The negotiation between the Federal Government and investors for the construction of 10 refineries worth N8.1 trillion ($51.8 billion) has collapsed.
Government had earlier signed an N8.1 trillion ($51.8 billion) worth of Memorandum of Understanding (MoU) with various local and international investors between 2011 and 2012 for the construction of 10 new refineries across the country.
“As at the moment, none of the investors is ready to go ahead with the agreement,” said a source who claim to be in the know of the various transactions said, adding that “Don’t forget that many of these investors have not been able to meet deadlines, therefore, they could not progress to the next level of negotiation.”
Minister of Petroleum Resources, Diezani Alison-Madueke, had earlier confirmed the foot-dragging on the implementation of agreement with investors on the Greenfield refineries when she spoke on the sideline of the last Offshore Technology Conference (OTC) in Houston, Texas, United States (US).
The move to construct these 10 refineries was, according to the minister, part of efforts towards reducing the country’s over-dependence on importation of petroleum products for domestic consumption.
Represented by the Group Managing Director of Nigerian National Petroleum Corporation (NNPC), Andrew Yakubu, Alison-Madueke said that while government is making effort to ensure that the four refineries in the country are producing up to full capacity, it was also working hard to ensure that the proposed Greenfield refineries are up and running.
She said that “We must get the business model right.
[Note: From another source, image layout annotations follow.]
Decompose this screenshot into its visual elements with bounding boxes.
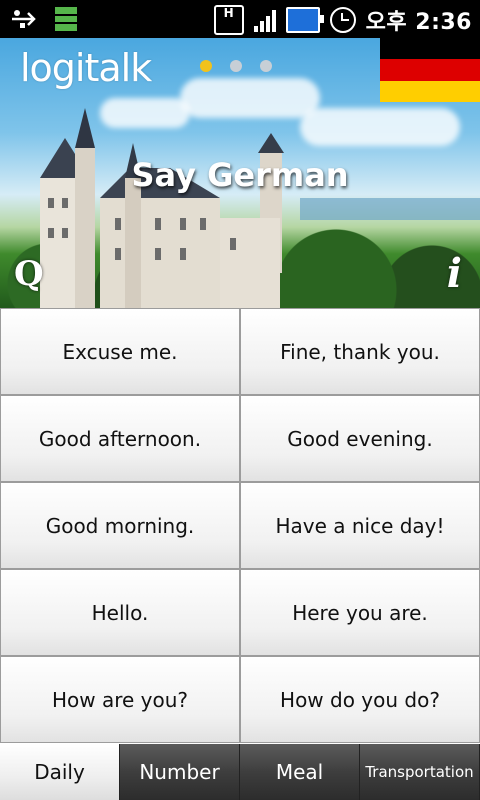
alarm-icon [329, 7, 356, 33]
phrase-button[interactable]: Hello. [0, 569, 240, 656]
page-indicator [200, 60, 272, 72]
page-dot[interactable] [200, 60, 212, 72]
phrase-button[interactable]: Good afternoon. [0, 395, 240, 482]
phrase-button[interactable]: Here you are. [240, 569, 480, 656]
phrase-button[interactable]: Excuse me. [0, 308, 240, 395]
page-title: Say German [131, 156, 349, 194]
app-logo: logitalk [20, 46, 152, 90]
tab-meal[interactable]: Meal [240, 744, 360, 800]
castle-image [40, 108, 284, 308]
hero-banner: logitalk Say German Q i [0, 38, 480, 308]
status-right: H 오후 2:36 [213, 4, 472, 36]
info-icon[interactable]: i [447, 250, 462, 297]
usb-icon [10, 8, 40, 34]
signal-icon [253, 8, 276, 32]
german-flag-icon[interactable] [380, 38, 480, 102]
storage-icon [54, 6, 78, 36]
status-left [10, 6, 78, 36]
phrase-button[interactable]: Good morning. [0, 482, 240, 569]
battery-charging-icon [285, 7, 324, 33]
phrase-button[interactable]: Good evening. [240, 395, 480, 482]
phrase-button[interactable]: Fine, thank you. [240, 308, 480, 395]
tab-transportation[interactable]: Transportation [360, 744, 480, 800]
phrase-button[interactable]: How do you do? [240, 656, 480, 743]
category-tabs: Daily Number Meal Transportation [0, 744, 480, 800]
quiz-icon[interactable]: Q [14, 254, 44, 294]
status-time: 오후 2:36 [365, 10, 472, 35]
h-data-icon: H [213, 5, 244, 35]
tab-number[interactable]: Number [120, 744, 240, 800]
tab-daily[interactable]: Daily [0, 744, 120, 800]
phrase-button[interactable]: Have a nice day! [240, 482, 480, 569]
page-dot[interactable] [230, 60, 242, 72]
status-bar: H 오후 2:36 [0, 0, 480, 38]
phrase-grid: Excuse me. Fine, thank you. Good afterno… [0, 308, 480, 744]
phrase-button[interactable]: How are you? [0, 656, 240, 743]
page-dot[interactable] [260, 60, 272, 72]
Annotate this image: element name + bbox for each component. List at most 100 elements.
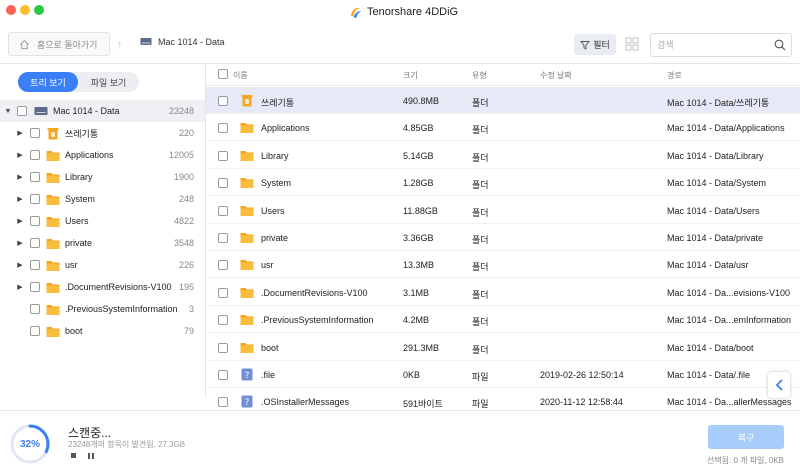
column-header-path[interactable]: 경로: [667, 70, 682, 81]
cell-path: Mac 1014 - Data/boot: [667, 342, 754, 353]
tree-item-checkbox[interactable]: [30, 128, 40, 138]
table-row[interactable]: Library 5.14GB 폴더 Mac 1014 - Data/Library: [206, 142, 800, 169]
tree-item-count: 12005: [168, 150, 194, 160]
caret-right-icon[interactable]: ▶: [16, 195, 24, 203]
caret-right-icon[interactable]: ▶: [16, 173, 24, 181]
table-row[interactable]: .DocumentRevisions-V100 3.1MB 폴더 Mac 1014 -…: [206, 279, 800, 306]
tree-item-label: private: [65, 238, 93, 248]
tree-item[interactable]: ▶ private 3548: [0, 232, 205, 254]
tree-item-checkbox[interactable]: [30, 216, 40, 226]
cell-size: 591바이트: [403, 399, 443, 410]
tree-item[interactable]: .PreviousSystemInformation 3: [0, 298, 205, 320]
cell-type: 폴더: [472, 344, 489, 355]
table-row[interactable]: Applications 4.85GB 폴더 Mac 1014 - Data/Appl…: [206, 114, 800, 142]
row-checkbox[interactable]: [218, 370, 228, 380]
search-input[interactable]: [651, 34, 769, 56]
tree-item[interactable]: ▶ usr 226: [0, 254, 205, 276]
folder-icon: [46, 215, 60, 227]
caret-right-icon[interactable]: ▶: [16, 239, 24, 247]
up-arrow-icon[interactable]: ↑: [117, 39, 123, 51]
cell-type: 폴더: [472, 289, 489, 300]
tree-item-checkbox[interactable]: [30, 172, 40, 182]
caret-down-icon[interactable]: ▼: [4, 108, 12, 115]
table-row[interactable]: boot 291.3MB 폴더 Mac 1014 - Data/boot: [206, 334, 800, 361]
tree-item-checkbox[interactable]: [30, 194, 40, 204]
progress-percent: 32%: [19, 438, 40, 450]
tree-item-count: 79: [183, 326, 194, 336]
tree-item[interactable]: ▶ Applications 12005: [0, 144, 205, 166]
tab-tree-view[interactable]: 트리 보기: [18, 72, 78, 92]
list-header: 이름 크기 유형 수정 날짜 경로: [206, 64, 800, 86]
row-checkbox[interactable]: [218, 287, 228, 298]
search-icon[interactable]: [774, 39, 786, 51]
tree-item-checkbox[interactable]: [30, 326, 40, 336]
table-row[interactable]: ? .OSInstallerMessages 591바이트 파일 2020-11-12 …: [206, 388, 800, 410]
column-header-modified[interactable]: 수정 날짜: [540, 70, 572, 81]
row-checkbox[interactable]: [218, 178, 228, 189]
table-row[interactable]: usr 13.3MB 폴더 Mac 1014 - Data/usr: [206, 251, 800, 279]
cell-type: 폴더: [472, 125, 489, 136]
table-row[interactable]: ? .file 0KB 파일 2019-02-26 12:50:14 Mac 1014 -…: [206, 361, 800, 388]
tab-file-view[interactable]: 파일 보기: [78, 72, 139, 92]
caret-right-icon[interactable]: ▶: [16, 151, 24, 159]
tree-item-checkbox[interactable]: [30, 238, 40, 248]
cell-size: 4.85GB: [403, 123, 434, 134]
row-checkbox[interactable]: [218, 123, 228, 134]
row-checkbox[interactable]: [218, 233, 228, 243]
collapse-panel-button[interactable]: [768, 372, 790, 398]
row-checkbox[interactable]: [218, 205, 228, 216]
tree-item[interactable]: ▶ .DocumentRevisions-V100 195: [0, 276, 205, 298]
caret-right-icon[interactable]: ▶: [16, 217, 24, 225]
folder-icon: [46, 237, 60, 249]
caret-right-icon[interactable]: ▶: [16, 283, 24, 291]
table-row[interactable]: System 1.28GB 폴더 Mac 1014 - Data/System: [206, 169, 800, 197]
tree-item-label: usr: [65, 260, 78, 270]
row-checkbox[interactable]: [218, 342, 228, 353]
caret-right-icon[interactable]: ▶: [16, 129, 24, 137]
grid-view-icon[interactable]: [625, 37, 639, 51]
recover-button[interactable]: 복구: [708, 425, 784, 449]
tree-item[interactable]: ▶ Users 4822: [0, 210, 205, 232]
tree-root-checkbox[interactable]: [17, 106, 27, 116]
tree-root-item[interactable]: ▼ Mac 1014 - Data 23248: [0, 100, 205, 122]
column-header-size[interactable]: 크기: [403, 70, 418, 81]
home-button[interactable]: 홈으로 돌아가기: [8, 32, 110, 56]
chevron-left-icon: [775, 379, 783, 391]
caret-right-icon[interactable]: ▶: [16, 261, 24, 269]
tree-item[interactable]: boot 79: [0, 320, 205, 342]
table-row[interactable]: Users 11.88GB 폴더 Mac 1014 - Data/Users: [206, 197, 800, 224]
table-row[interactable]: .PreviousSystemInformation 4.2MB 폴더 Mac 101…: [206, 306, 800, 334]
selection-info: 선택됨: 0 개 파일, 0KB: [706, 456, 784, 465]
cell-name: Library: [261, 150, 289, 161]
tree-item-checkbox[interactable]: [30, 150, 40, 160]
cell-path: Mac 1014 - Data/쓰레기통: [667, 98, 770, 108]
close-window-button[interactable]: [6, 5, 16, 15]
row-checkbox[interactable]: [218, 260, 228, 271]
folder-icon: [46, 325, 60, 337]
tree-item[interactable]: ▶ System 248: [0, 188, 205, 210]
zoom-window-button[interactable]: [34, 5, 44, 15]
cell-path: Mac 1014 - Da...emInformation: [667, 315, 792, 326]
stop-scan-button[interactable]: [71, 453, 76, 458]
tree-item-checkbox[interactable]: [30, 282, 40, 292]
column-header-name[interactable]: 이름: [233, 70, 248, 81]
tree-item-count: 248: [178, 194, 194, 204]
table-row[interactable]: private 3.36GB 폴더 Mac 1014 - Data/private: [206, 224, 800, 251]
row-checkbox[interactable]: [218, 397, 228, 408]
disk-icon: [34, 107, 48, 115]
tree-item[interactable]: ▶ 쓰레기통 220: [0, 122, 205, 144]
row-checkbox[interactable]: [218, 150, 228, 161]
column-header-type[interactable]: 유형: [472, 70, 487, 81]
tree-item[interactable]: ▶ Library 1900: [0, 166, 205, 188]
folder-icon: [240, 121, 254, 134]
breadcrumb: Mac 1014 - Data: [140, 37, 225, 47]
select-all-checkbox[interactable]: [218, 69, 228, 79]
tree-item-checkbox[interactable]: [30, 304, 40, 314]
minimize-window-button[interactable]: [20, 5, 30, 15]
table-row[interactable]: 쓰레기통 490.8MB 폴더 Mac 1014 - Data/쓰레기통: [206, 87, 800, 114]
row-checkbox[interactable]: [218, 315, 228, 326]
row-checkbox[interactable]: [218, 96, 228, 106]
tree-item-checkbox[interactable]: [30, 260, 40, 270]
filter-button[interactable]: 필터: [574, 34, 616, 55]
pause-scan-button[interactable]: [88, 453, 94, 459]
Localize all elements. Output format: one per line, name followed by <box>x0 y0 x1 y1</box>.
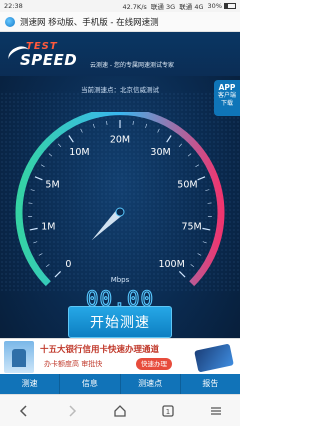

There are quite a number of issues that are wrong. No investors will want to invest in a regulated environment.
“Today, the petroleum product market is regulated and there are quite a number of things that are needed to be done to ensure that the business environment is conducive enough for investors to invest.
“The business models must be right. We are working hard to establish investors’ confidence in the Greenfield refineries. There are four refineries with a combined name plate capacity of 445,000 barrels per day built in Kaduna, Port Harcourt and Warri.
“We have LNG plant with installed capacity of 22 million tonnes per annum.The country is currently implementing two additional LNG projects, which will give a total in-country capacity of over 40 million tons per annum when completed. “The long-term plan is for Nigeria to become the gas hub of the sub-region.
“The history of oil and gas exploration is replete with how new paradigms have successfully created new opportunities, which hitherto were thought to be non-existent. The West African Transform margin plays an excellent example of this. Prior to its emergence as a hotbed of exploration activities, the West Africa oil province was dominated by onshore and shallow water production from Nigeria, Gabon, Angola and to some extent, Equatorial Guinea.”
She said that Nigeria has over 35 billion barrels of proven oil reserves and 187 trillion Cubic Feet (TCF) of proven gas reserves with plans to increase it in the next few years.
Diezani disclosed that the current crude oil and condensate production runs at over 2.4 million barrels per day and gas of over eight billion cubic feet per day.
“It is projected that based on current industry trend, crude oil and gas production would rise to over three million barrels per day and 10 billion cubic feet per day by 2015.”